Fixes with SEO Intentions
Put the Page Back
This may seem like the ‘no duh’ solution. But, you may not have known that there were incoming links to the page or even anyone who was reading it (shame on you for not having analytics) so give the people what they want and put the page back.
If you have moved the content of this page or have taken it down with a replacement in mind, then you should be redirecting the page using 301 redirects. The redirect will signal to the search engines that some of the value of the old page should be passed on to the new page. This may help you maintain the position within the SERPs for this content, allow you to maintain overall site authority and help a new page of content get crawled and positioned quickly.
410 Gone Server Code
As I alluded to above, there is another server code that can send an even stronger signal if you want a page removed from the search index. That is the 410 Gone Server Code. This code holds more weight with the search engines when it comes to removing URLs from the index. This will help you to cut ties quickly with content you no longer want on your site and help to cut off inbound linking signals that the search engines are evaluating as well.
Unique Landing Page
A unique landing page can be used to replace the original content page. This landing page is specifically designed to help maintain the current positions held by that URL in the SERPs but funnel incoming link value to another page on the site.
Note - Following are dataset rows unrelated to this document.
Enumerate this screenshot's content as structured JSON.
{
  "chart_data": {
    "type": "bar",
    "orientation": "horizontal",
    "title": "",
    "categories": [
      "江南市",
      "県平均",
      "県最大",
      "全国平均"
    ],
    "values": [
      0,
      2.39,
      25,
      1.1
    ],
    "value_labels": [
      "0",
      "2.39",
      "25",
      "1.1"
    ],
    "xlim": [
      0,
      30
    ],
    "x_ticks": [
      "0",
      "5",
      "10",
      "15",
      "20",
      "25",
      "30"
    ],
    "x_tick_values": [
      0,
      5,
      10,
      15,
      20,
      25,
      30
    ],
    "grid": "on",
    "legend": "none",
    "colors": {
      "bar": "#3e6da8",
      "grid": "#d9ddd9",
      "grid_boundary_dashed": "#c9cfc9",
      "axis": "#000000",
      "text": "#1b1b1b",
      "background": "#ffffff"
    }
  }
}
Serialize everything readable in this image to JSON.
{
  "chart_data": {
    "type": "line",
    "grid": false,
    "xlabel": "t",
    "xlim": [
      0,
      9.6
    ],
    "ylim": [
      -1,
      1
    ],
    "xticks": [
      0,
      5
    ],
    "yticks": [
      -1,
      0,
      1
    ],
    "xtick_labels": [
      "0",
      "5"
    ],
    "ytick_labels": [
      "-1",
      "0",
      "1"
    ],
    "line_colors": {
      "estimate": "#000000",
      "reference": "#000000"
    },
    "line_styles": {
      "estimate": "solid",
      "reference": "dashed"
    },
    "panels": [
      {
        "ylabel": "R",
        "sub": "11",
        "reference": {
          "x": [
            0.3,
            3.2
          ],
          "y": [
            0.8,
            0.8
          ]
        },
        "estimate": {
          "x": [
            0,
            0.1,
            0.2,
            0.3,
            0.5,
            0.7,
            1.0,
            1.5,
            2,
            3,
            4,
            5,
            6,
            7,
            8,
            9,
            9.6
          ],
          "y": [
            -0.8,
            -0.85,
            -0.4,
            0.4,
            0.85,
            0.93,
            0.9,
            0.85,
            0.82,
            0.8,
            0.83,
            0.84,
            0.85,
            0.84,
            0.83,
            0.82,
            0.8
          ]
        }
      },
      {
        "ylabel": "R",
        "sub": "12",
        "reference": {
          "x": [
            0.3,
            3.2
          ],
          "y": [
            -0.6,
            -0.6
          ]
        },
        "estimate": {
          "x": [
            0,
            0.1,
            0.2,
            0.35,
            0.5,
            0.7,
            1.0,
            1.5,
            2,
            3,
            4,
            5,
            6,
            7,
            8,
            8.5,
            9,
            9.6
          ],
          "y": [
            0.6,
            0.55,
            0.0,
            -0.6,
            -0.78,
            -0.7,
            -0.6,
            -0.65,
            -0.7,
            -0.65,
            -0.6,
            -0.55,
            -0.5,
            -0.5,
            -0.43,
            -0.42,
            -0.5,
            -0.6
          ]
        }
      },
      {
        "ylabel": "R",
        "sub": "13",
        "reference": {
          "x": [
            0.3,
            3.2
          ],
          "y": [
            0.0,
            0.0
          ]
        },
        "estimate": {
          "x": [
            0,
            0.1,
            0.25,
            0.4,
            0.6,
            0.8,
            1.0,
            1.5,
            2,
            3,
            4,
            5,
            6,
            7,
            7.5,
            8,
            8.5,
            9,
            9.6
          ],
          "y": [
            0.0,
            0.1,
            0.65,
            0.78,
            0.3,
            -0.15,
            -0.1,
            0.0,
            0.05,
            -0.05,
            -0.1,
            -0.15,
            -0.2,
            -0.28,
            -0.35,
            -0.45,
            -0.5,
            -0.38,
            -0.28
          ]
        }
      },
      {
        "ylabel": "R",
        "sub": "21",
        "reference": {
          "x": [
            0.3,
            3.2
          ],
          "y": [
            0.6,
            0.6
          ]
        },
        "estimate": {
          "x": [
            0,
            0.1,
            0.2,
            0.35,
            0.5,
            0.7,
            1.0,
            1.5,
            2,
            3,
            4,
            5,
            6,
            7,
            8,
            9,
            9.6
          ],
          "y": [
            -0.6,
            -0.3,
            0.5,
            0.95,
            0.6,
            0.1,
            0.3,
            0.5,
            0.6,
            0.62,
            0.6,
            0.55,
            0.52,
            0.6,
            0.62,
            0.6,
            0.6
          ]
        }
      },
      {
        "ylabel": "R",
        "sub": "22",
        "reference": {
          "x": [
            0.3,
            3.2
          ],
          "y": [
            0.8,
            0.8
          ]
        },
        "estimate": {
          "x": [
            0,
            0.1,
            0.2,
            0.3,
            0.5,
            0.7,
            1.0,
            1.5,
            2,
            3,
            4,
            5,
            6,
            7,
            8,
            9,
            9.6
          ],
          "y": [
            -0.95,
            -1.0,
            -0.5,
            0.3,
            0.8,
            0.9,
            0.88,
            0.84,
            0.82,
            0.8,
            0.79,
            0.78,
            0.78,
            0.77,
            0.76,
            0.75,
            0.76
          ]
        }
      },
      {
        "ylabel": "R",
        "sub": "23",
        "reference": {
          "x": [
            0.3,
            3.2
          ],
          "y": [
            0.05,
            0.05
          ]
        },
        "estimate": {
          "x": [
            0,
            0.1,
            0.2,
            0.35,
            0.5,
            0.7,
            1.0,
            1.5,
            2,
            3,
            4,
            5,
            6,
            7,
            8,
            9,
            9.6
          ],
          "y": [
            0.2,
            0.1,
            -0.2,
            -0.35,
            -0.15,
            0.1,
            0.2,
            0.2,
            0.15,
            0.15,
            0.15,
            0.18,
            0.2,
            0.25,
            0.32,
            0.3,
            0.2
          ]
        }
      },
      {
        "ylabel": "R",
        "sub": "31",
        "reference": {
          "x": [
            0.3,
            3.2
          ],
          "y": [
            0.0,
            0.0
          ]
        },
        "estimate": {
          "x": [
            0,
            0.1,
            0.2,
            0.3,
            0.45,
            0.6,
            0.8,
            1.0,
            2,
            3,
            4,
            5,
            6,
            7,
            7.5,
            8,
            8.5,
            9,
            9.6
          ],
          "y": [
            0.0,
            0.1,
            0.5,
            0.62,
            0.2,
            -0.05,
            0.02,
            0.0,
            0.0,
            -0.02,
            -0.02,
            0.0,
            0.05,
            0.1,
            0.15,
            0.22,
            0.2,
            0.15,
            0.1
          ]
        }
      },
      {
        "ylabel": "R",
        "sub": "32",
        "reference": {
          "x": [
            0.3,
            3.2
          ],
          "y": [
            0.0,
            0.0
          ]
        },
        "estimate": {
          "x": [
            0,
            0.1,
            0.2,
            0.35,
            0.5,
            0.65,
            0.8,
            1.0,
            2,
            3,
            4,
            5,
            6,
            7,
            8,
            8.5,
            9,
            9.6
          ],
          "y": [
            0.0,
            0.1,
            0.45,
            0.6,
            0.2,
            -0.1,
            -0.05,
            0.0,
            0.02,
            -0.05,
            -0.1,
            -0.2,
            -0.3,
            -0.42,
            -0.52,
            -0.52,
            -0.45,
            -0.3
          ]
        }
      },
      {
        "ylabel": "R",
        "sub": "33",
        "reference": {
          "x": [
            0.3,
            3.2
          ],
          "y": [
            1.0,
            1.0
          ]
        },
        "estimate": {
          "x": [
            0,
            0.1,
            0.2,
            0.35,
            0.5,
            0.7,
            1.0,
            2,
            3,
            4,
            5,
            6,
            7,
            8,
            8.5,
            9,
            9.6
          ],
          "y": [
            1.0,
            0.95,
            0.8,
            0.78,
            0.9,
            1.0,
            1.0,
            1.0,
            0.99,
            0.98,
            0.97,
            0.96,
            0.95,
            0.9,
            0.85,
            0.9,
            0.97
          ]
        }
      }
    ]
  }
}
Applying paid search landing page techniques, you can funnel much of the value and traffic this page has back to a select couple of locations on your site. Try to keep these pages as unique and valuable as possible, this will help you to avoid soft 404 labeling by Google.
Make it Cheddar
Monitoring and repairing the 404 holes in a site is an ongoing task and can be a difficult one for both in-house and external consultants. But by setting up the proper tools you can become effective and efficient at it. And, always remember to deploy tactics that will send proper, strong signals to the search engines whenever they crawl.